Brazil may have to power the Olympic Games next year in Rio with diesel-fired temporary power plants after failing to meet a date for conclusion of agreement to use clean power.

That utility company, Light, and the federal government missed a self-imposed October 31st deadline to sign a deal to power the games, and in a recent meeting with officials from the International Olympic Committee, organizers were pressed to come up with an alternative.
Brazil 2016 logo
In its original proposal to the International Olympic Committee, organizers promoted the sustainability of Rio’s existing power grid.

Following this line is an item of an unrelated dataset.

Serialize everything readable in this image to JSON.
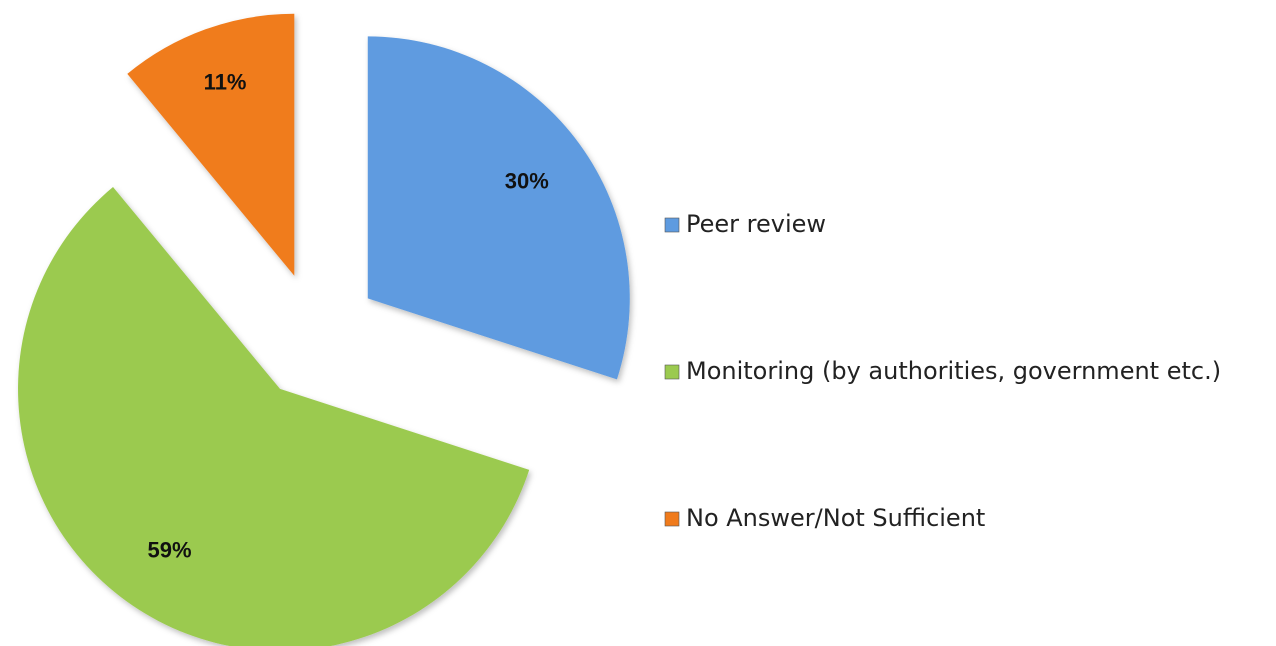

Around 85 per cent of Brazilian electricity comes from renewable sources, mainly hydroelectric power, according to a Rio 2016 sustainability report published last year.

“Therefore, our target is to use as much grid energy as possible,” wrote the organizers in the report. “Rio 2016 has been working with the Rio de Janeiro electrical utility provider to provide the base power-supply capacity and primary back-up power to our key venues with energy from the grid.”

Temporary power generators were mean to be the back-up plan to clean grid energy.

“It’s good for a Plan B, but it’s not good enough for Plan A,” said Rio 2016 spokesman Mario Andrada. “We’d rather stick to the Plan A.”

By contrast London had signed a deal with EDF Energy five years before the event and which, two years in advance, set up an energy center inside the Olympic Park.

London still drew criticism for using 373 temporary generators for the Olympics and the Paralympics that followed.

The IOC said it has spoken with Ricardo Leyser, executive secretary at Brazil’s Ministry of Sport. “We expect the Brazilian organizers to deliver on their plan for energy provision as it was presented to us during that meeting,” the IOC said in a statement.